Von außen bleibt ablesbar, wo geforscht wird und wo die Konferenzen stattfinden. Denn der Kubus mit den Gemeinschaftsräumen, den Veranstaltungsbereichen und dem Haupteingang wurde mit Cortenstahl verkleidet. Alle anderen Kuben besitzen eine Fassade aus gefalteten und unterschiedlich perforierten Metallblechen. Aus der Entfernung haben diese Dreiecke durchaus Ähnlichkeit mit den Segeln der 2.000 Boote, die während der Kieler Woche in der Förde unterwegs sind.

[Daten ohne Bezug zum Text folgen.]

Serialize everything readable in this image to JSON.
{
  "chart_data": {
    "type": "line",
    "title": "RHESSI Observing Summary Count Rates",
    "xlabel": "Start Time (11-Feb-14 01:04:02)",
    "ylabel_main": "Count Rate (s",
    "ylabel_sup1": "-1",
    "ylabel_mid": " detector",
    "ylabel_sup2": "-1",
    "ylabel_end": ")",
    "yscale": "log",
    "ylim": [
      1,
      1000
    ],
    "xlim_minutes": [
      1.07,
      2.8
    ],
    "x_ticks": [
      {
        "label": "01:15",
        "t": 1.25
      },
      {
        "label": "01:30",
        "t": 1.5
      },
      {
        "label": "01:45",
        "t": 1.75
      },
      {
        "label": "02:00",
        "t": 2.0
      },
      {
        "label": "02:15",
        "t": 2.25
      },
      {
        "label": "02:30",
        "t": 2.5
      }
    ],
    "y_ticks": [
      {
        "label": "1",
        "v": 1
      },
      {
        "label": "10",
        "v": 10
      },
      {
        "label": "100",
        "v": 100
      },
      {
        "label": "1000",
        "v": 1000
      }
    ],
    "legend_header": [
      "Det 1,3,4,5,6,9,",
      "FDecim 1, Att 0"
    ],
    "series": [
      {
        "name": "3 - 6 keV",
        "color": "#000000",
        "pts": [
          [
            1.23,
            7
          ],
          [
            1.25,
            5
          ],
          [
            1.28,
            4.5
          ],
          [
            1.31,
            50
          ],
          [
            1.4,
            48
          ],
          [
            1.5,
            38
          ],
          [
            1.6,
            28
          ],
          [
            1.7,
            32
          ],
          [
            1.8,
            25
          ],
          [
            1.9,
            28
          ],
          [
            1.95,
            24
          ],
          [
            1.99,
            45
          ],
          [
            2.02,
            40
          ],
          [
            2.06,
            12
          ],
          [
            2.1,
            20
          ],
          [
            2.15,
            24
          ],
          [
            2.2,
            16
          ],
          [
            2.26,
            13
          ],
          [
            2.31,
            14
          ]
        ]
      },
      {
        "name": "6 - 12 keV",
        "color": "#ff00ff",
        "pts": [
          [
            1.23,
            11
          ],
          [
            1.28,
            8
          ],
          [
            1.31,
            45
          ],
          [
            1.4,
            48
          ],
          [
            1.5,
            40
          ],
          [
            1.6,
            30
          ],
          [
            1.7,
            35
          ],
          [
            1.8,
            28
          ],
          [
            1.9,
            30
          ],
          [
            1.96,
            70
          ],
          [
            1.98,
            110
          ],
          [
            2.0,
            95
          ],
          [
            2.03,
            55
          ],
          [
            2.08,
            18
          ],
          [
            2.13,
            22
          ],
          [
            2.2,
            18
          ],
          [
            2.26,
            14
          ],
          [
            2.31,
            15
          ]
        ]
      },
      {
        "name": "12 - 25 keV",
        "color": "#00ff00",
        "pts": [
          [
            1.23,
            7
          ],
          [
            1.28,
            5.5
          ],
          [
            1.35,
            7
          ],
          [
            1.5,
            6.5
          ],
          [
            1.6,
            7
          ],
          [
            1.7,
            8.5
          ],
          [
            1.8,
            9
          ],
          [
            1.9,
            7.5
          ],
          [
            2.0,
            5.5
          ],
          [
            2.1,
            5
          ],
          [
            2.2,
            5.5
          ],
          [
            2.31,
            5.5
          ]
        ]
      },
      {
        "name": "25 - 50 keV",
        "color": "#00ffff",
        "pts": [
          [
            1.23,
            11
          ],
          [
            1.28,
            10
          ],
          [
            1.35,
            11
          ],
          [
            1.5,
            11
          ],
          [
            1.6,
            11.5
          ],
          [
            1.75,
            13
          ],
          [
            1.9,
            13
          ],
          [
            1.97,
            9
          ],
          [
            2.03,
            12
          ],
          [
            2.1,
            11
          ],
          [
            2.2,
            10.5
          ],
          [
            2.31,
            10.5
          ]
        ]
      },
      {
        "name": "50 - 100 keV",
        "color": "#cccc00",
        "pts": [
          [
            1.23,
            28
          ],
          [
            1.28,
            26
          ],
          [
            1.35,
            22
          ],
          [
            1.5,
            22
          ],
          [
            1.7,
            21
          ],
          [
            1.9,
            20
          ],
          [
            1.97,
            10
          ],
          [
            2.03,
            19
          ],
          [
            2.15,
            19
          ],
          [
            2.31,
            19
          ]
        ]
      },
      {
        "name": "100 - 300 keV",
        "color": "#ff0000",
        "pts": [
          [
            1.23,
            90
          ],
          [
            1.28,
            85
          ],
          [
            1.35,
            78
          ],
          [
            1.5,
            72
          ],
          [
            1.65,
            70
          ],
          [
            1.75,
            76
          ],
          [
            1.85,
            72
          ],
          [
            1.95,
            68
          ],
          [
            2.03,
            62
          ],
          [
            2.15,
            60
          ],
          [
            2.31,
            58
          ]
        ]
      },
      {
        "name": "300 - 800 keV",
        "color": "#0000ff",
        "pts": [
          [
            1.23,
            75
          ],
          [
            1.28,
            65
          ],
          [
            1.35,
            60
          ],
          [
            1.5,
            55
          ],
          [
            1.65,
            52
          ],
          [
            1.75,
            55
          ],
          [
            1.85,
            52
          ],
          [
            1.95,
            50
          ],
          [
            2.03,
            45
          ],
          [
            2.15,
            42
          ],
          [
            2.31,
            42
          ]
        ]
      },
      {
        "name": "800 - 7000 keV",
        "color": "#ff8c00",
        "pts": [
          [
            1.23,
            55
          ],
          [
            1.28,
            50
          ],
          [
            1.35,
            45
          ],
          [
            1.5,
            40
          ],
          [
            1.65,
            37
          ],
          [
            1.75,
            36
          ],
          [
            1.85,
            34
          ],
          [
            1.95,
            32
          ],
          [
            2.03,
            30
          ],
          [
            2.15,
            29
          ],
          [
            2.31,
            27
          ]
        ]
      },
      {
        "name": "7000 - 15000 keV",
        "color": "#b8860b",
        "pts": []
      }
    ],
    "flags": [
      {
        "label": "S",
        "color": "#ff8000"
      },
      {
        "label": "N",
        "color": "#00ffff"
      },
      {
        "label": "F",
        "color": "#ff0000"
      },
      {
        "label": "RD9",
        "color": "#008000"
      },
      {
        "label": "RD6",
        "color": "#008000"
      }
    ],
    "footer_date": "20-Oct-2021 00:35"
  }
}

Und angeblich – so heißt es zumindest auf den Fluren des Geomar – wurde ganz zu Beginn auch darüber nachgedacht, statt Metallpaneelen tatsächliche textile Segel zur Verschattung der großen Fensterflächen zu verwenden. Angesichts der strammen Windverhältnisse an der Ostsee waren die perforierten Bleche jedoch das Mittel der Wahl – und verleihen der Forschung einen Hauch von Poesie.